Baysal’ın açıklanan kararında, ‘emniyet teşkilatını alenen aşağılama’ gerekçesiyle 1 yıl ile cezalandırılmasına, iyi hal, geçmişi ve sosyal ilişkileri gerekçesiyle cezanın 10 aya indirilmesine ve sabıkası olmaması nedeniyle de hükmün 5 yıl denetim süresiyle ertelenmesine karar verildi.
Baysal’ın 2016’da bölgede gözlemlerini kaleme aldığı yazı: "Cizre'deki evlerin içinden: 'Kızlar biz geldik siz yoktunuz' yazıları, yerlerde sergilenen kadın çamaşırları!.." yazısına, Ankara 6. Sulh Ceza Hakimi Ali Ramazan Bilgisiçok'un kararı üzerine erişim engeli getirilmişti.
'YAZIM DEĞİL YAZIMIN KONUSUNU OLUŞTURANLAR SUÇ İŞLEDİ'
Baysal mahkemede yaptığı savunmada "Diyarbakır’da vermiş olduğum ifademin arkasındayım. Savcılık, asıl bu haberi ihbar kabul edip soruşturma başlatmalıydı. Ben bölgede gazetecilik yaptım. İnsanlık dışı tanık olduğum şeyleri haberleştirdim. Ben bu suça konu apartmana bizzat yanımda Mazlum-DER ve İnsan Hakları Vakfı’ndan bir heyetle gittim. Gördüğüm hususları yazımda kaleme aldım. O dönemki görevlilerin çoğu FETÖ’den gözaltına alındı. Suçlarının araştırılması amacıyla yazıyı kaleme aldım. Yazıyı anayasal hakkım ve kişilerin haber alma hakkı çerçevesinde kaleme aldım" dedi.
Sanık vekili avukat Reyhan Yalçındağ müvekkilinin savunmalarına aynen katıldığını belirterek şunları söyledi:
"Çekilen fotoğrafta da görülen dolaba bırakılmış mektupta Türkiyenin Asakir-i Mansure-i Muhammediye ordusunun askerleri olduğundan bahsedilmektedir. Türkiye’nin böyle bir ordusu yoktur, savcılık asıl bunu ihbar kabul edip bununla ilgili soruşturma yapmalıydı. Bu yönde soruşturmalar yapılmadığı için 15 Temmuz'u gördük. Nitekim, Cizre’de evlere girilmiş, yakılıp yıkılmıştır. İç çamaşırları dağıtılmış vaziyettedir. Müvekkilim de sadece gördüklerini gazetecilik adına paylaşmış ve bu hak ihlalleri ile ilgili Cumhurbaşkanlığı ve Başbakanlığa bildirimde bulunmuştur.

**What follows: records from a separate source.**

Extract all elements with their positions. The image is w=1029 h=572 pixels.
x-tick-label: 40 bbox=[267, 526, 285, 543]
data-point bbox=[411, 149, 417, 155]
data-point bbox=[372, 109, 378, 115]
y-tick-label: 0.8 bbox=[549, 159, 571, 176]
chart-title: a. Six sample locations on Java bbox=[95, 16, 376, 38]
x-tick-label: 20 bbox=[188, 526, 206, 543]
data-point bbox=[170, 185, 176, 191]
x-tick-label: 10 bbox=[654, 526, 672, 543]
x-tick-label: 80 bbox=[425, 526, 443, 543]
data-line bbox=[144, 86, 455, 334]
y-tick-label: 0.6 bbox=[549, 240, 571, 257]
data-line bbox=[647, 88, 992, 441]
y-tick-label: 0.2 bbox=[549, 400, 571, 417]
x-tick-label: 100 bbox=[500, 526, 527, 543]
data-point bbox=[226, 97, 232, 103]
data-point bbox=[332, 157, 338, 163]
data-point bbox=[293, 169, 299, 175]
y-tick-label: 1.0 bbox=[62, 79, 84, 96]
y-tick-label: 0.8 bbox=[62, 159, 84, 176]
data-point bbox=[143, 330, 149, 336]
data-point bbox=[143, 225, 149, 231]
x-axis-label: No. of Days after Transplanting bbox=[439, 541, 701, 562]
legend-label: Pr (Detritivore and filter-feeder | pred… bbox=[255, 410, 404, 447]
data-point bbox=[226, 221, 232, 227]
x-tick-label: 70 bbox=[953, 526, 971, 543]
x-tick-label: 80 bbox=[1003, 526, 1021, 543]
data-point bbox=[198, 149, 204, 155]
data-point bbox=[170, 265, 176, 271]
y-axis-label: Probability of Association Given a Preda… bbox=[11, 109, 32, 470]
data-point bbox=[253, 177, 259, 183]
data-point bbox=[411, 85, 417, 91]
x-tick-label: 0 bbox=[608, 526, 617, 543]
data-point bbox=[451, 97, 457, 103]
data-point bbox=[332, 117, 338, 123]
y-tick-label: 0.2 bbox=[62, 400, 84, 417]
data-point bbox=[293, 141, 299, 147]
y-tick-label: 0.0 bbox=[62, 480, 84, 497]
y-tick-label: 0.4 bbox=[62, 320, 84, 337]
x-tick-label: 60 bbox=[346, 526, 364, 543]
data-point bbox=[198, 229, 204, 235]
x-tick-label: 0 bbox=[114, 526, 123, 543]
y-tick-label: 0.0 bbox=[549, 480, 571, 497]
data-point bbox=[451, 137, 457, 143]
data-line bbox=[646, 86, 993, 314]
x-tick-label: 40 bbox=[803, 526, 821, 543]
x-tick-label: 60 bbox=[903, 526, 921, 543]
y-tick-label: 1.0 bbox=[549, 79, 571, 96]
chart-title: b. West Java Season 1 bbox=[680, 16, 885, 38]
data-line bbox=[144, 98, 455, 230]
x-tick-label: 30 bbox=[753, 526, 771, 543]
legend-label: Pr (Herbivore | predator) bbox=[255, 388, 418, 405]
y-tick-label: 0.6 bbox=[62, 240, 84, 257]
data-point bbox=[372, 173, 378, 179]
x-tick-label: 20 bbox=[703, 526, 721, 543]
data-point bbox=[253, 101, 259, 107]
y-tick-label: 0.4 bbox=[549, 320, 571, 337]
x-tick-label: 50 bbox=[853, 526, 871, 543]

Birleşmiş Milletler İnsan Hakları Yüksek Komiserliği’nin Türkiye'de insan hakları durumu raporunu ibraz etmiştim, ayrıca ortada bir suç olup müvekkilim bu suçu ihbar mukabilinde Anayasa ile teminat altına alınan çerçevede kişilere haber verme özgürlüğünü kullanmıştır, müvekkilimin beraatini talep ediyorum."
Baysal'ın avukatı Reyhan Yalçındağ'ın bazı emsal karar ve belgeler sunduğu mahkeme heyeti, kararında, ‘emniyet teşkilatını alenen aşağılama’ gerekçesiyle 1 yıl ile cezalandırılmasına, iyi hal, geçmişi ve sosyal ilişkileri gerekçesiyle cezanın 10 aya indirilmesine ve sabıkası olmaması nedeniyle de hükmün 5 yıl denetim süresiyle ertelenmesine karar verdi.